Et puis un jour, à la grande surprise de tous les serviteurs des jardins Cheng, il y avait eu une catastrophe. On avait rapporté en cuisine des plats qui n'avaient pas été touchés ou presque. Les jours qui suivirent cette anomalie furent bien tristes. Les serviteurs remarquèrent bien vite que le marquis ne rapportait plus rien de l'extérieur et leur dame ne cuisinaient plus guère par elle-même. Pire même encore ! Ils mangeaient séparément ! De plus, l'une comme l'autre ne touchait guère aux plats qu'on leur servait. Les jours passèrent. Rien ne changea. Les serviteurs des jardins Cheng commencèrent sérieusement à s'inquiéter. Ils avaient de bons maîtres et il était tellement évident que ceux-ci s'aimaient tendrement. Ils avaient dû avoir une dispute. Les serviteurs se mirent très vite à prier pour qu'elle ne soit que passagère…

Et puis, une nuit, Qian avait débarqué dans les cuisines et avait annoncé d'un ton triomphal que le marquis avait rapporté de quoi manger à leur dame. Tout le monde poussa un énorme soupir de soulagement puis fêta la nouvelle abondamment.

Les jours heureux furent de retour mais il y eut bientôt une plus grosse catastrophe. Des plats auxquels on avait à peine touché revinrent aux cuisines et le marquis cessa à nouveau de jouer les garçons de course. Leur dame ne cuisina guère par elle-même. La crise était même plus grave cette fois car les serviteurs des jardins Cheng se rendirent vite compte que le marquis avait déserté la chambre qu'il avait toujours partagé avec son épouse. Pour son bureau, ce qui était une bonne nouvelle. La concubine que l'autre Manoir leur avait imposée essaya bien sûr d'en profiter. Comme si une chose pareille était possible ! Leur marquis et leur dame ne faisaient qu'un de corps, de cœur et d'esprit. Tout le monde le savait bien !

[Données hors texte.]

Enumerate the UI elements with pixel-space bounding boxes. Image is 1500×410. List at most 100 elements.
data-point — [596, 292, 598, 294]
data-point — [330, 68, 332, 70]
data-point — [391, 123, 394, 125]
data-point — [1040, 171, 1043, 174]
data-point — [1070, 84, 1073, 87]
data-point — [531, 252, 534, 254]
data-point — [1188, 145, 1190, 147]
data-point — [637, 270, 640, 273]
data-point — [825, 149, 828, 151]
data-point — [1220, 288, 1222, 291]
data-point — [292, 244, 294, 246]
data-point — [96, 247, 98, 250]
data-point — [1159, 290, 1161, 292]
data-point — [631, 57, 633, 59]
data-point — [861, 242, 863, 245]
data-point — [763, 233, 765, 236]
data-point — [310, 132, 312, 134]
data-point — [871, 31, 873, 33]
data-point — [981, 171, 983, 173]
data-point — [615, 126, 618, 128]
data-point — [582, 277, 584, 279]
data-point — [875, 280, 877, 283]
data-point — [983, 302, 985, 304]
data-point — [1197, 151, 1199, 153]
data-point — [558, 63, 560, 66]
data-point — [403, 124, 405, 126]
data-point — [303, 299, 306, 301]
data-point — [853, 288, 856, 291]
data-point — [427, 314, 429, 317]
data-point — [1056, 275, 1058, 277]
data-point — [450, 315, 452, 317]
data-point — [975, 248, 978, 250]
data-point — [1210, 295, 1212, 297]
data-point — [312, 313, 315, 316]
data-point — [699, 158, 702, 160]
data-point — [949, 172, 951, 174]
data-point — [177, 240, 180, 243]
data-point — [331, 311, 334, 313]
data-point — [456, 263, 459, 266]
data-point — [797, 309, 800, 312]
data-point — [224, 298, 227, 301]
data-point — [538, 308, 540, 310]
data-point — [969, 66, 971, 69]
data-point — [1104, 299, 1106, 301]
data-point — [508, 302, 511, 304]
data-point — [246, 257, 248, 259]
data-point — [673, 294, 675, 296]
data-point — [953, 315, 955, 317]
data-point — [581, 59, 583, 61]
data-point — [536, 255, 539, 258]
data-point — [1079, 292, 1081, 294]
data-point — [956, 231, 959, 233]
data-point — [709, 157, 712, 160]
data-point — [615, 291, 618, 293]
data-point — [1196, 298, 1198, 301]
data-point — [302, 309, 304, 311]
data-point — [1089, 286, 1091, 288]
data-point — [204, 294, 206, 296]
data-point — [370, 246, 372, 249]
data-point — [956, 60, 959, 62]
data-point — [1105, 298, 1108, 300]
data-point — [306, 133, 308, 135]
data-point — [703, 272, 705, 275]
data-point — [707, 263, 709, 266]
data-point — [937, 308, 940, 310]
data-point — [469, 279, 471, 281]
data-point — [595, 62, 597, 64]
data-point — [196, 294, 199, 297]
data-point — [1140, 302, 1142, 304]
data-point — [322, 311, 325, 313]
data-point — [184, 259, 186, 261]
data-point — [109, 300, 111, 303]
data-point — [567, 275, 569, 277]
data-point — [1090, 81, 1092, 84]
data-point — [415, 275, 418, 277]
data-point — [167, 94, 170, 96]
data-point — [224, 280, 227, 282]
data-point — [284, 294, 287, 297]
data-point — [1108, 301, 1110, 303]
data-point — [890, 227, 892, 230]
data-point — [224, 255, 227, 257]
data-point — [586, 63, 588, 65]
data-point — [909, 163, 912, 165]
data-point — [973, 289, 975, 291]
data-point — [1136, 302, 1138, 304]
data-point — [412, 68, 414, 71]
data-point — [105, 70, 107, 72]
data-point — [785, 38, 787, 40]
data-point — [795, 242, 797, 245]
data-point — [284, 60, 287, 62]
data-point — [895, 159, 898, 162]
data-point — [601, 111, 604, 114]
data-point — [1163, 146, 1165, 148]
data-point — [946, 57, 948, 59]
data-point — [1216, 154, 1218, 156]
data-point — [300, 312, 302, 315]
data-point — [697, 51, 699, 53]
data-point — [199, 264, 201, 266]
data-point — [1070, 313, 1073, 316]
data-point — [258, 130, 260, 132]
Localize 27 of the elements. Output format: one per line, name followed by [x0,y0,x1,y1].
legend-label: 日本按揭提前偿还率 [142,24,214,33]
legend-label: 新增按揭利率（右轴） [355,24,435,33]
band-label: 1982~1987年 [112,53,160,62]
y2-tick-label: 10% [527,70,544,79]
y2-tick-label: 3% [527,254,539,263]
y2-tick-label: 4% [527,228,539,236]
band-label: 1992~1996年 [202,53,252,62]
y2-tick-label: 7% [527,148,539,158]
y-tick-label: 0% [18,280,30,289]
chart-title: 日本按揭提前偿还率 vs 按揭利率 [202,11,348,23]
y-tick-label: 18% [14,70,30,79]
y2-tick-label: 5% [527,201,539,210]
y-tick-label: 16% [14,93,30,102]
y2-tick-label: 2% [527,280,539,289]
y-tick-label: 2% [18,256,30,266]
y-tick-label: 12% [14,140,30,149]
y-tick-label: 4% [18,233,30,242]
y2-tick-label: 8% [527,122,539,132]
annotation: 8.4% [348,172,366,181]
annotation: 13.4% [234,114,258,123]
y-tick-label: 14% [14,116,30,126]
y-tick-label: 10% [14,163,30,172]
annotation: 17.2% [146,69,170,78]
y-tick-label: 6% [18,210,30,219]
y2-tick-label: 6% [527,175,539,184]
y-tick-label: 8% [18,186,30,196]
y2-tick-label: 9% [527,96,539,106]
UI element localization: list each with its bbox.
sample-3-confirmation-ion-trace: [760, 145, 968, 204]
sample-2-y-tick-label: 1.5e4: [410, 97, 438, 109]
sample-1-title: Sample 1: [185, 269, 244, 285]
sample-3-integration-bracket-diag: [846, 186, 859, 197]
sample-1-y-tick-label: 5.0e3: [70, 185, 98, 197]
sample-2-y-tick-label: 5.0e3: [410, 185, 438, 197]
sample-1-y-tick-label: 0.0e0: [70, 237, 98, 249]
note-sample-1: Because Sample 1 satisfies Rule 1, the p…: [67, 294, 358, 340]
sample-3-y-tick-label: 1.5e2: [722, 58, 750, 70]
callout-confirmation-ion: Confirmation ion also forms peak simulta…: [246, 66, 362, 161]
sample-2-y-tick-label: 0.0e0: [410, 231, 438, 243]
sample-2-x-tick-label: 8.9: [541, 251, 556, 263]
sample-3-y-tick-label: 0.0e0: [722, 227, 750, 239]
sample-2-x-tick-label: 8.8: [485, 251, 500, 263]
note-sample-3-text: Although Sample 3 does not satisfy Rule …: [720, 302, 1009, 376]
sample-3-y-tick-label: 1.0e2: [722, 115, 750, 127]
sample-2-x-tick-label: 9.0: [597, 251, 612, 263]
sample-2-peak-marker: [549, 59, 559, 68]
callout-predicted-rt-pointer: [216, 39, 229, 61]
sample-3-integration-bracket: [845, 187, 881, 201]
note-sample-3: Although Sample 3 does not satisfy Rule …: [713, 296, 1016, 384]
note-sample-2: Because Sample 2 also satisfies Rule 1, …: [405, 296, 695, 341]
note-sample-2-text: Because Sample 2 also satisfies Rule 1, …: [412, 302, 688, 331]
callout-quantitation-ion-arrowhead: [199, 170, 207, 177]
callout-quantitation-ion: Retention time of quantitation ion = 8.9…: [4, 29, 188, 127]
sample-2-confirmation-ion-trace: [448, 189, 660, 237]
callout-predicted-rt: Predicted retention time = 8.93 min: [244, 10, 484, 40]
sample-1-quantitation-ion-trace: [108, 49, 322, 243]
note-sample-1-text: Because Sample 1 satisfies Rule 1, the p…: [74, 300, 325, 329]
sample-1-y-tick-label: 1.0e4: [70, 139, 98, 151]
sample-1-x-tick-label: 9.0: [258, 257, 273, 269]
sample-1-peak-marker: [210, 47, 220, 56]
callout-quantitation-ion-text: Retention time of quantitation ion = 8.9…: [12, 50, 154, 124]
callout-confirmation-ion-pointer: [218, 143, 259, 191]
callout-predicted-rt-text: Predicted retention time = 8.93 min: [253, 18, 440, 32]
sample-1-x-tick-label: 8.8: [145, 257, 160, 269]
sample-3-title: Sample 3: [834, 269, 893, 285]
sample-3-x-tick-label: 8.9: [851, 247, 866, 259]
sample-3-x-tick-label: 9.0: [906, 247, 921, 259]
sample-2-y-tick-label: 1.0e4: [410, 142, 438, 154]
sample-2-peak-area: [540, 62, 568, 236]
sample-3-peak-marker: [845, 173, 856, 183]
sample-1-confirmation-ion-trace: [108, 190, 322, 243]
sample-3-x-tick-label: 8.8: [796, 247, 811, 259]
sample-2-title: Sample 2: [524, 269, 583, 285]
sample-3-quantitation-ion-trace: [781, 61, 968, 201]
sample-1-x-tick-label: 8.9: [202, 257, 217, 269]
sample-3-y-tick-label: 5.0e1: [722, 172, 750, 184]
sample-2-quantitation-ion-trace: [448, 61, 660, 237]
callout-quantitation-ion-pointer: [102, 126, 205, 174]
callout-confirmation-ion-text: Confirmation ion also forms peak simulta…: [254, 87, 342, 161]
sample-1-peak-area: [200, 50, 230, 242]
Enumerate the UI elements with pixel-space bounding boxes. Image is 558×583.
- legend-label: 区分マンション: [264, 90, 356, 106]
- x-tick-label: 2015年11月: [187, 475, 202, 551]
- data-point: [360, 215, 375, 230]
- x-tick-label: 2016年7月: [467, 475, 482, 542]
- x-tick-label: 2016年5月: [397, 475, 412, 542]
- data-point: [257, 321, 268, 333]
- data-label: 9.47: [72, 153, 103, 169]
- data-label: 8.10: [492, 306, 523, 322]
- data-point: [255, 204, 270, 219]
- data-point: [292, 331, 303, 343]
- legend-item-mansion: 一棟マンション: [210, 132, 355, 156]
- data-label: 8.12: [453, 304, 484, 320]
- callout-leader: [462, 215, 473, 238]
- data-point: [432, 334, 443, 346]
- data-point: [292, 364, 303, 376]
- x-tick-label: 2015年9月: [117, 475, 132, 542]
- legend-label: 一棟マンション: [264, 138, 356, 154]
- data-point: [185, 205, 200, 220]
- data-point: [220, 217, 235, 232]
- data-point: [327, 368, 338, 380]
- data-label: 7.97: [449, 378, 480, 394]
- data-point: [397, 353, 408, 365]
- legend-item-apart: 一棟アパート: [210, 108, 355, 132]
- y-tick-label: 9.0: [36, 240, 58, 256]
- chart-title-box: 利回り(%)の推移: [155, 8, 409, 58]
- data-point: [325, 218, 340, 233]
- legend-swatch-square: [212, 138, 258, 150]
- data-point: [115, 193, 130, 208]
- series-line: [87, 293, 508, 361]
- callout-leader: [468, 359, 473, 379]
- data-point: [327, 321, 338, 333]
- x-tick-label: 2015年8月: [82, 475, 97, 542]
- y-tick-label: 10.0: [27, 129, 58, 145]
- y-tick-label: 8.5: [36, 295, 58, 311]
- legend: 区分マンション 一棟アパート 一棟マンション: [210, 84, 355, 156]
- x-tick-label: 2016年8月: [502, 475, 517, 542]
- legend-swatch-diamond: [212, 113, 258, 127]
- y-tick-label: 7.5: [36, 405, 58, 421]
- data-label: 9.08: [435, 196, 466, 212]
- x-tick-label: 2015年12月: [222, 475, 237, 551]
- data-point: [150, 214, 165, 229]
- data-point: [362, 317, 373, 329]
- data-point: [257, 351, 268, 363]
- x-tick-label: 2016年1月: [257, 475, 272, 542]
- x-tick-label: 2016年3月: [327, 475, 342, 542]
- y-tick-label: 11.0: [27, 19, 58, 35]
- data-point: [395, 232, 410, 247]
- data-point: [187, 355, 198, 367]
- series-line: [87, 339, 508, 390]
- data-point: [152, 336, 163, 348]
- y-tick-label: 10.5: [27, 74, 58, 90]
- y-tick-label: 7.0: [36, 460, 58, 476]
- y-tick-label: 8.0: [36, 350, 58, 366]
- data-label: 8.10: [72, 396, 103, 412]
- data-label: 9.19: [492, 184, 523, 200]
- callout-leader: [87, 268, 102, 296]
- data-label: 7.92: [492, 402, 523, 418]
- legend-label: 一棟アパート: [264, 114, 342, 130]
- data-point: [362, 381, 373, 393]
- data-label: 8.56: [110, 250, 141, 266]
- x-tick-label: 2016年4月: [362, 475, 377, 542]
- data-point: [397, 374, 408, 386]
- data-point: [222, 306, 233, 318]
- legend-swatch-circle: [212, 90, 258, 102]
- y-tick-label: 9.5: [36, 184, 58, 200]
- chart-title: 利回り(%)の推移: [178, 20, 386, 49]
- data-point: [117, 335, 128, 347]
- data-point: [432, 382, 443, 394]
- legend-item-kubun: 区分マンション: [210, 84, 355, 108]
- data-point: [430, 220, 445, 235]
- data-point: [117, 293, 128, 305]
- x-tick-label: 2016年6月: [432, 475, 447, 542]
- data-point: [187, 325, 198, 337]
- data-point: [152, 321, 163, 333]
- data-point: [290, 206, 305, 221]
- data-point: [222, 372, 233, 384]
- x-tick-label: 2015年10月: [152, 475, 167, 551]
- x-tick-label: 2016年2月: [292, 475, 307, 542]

Au moins, les tentatives de séduction de la concubine envoyée par l'autre Manoir les distrayaient en ces heures sombres…

Et puis, un soir, à leur grand plaisir et alors que les serviteurs des jardins Cheng avaient recommencé à prier mais avaient aussi commencé à discuter du meilleur moyen de rapprocher leur marquis et leur dame, le bruit courut que le marquis avait retrouvé la place qu'il n'aurait jamais dû quitter, c'est-à-dire le lit de leur dame. Les serviteurs des jardins Cheng auraient presque remercié l'impératrice douairière pour avoir ordonner de donner ces coups de canne à leur marquis. Ils n'auraient sans doute pas dû être aussi heureux. Leur maître avait offensé la mère de l'empereur et c'était mal mais en même temps, ils ne pouvaient que se réjouir, la situation dans leur Manoir était redevenue normale.

La chose n'avait pas duré. Ils auraient dû s'en douter. Encore une fois, leur marquis cessa de jouer les garçons de course et les habitudes alimentaires de leur dame changèrent. Mais il n'y avait eu aucun conflit cette fois. Leur marquis ne jouait plus les garçons de course parce qu'il était parti en mission pour l'empereur. Leur dame mangeait différemment parce que des cris et des pleurs d'enfants résonneraient bientôt entre les murs de leur manoir. Les serviteurs des jardins Cheng étaient tristes et heureux à la fois. Ils priaient maintenant pour le retour sain et sauf de leur marquis tout en prenant grand soin de sa dame.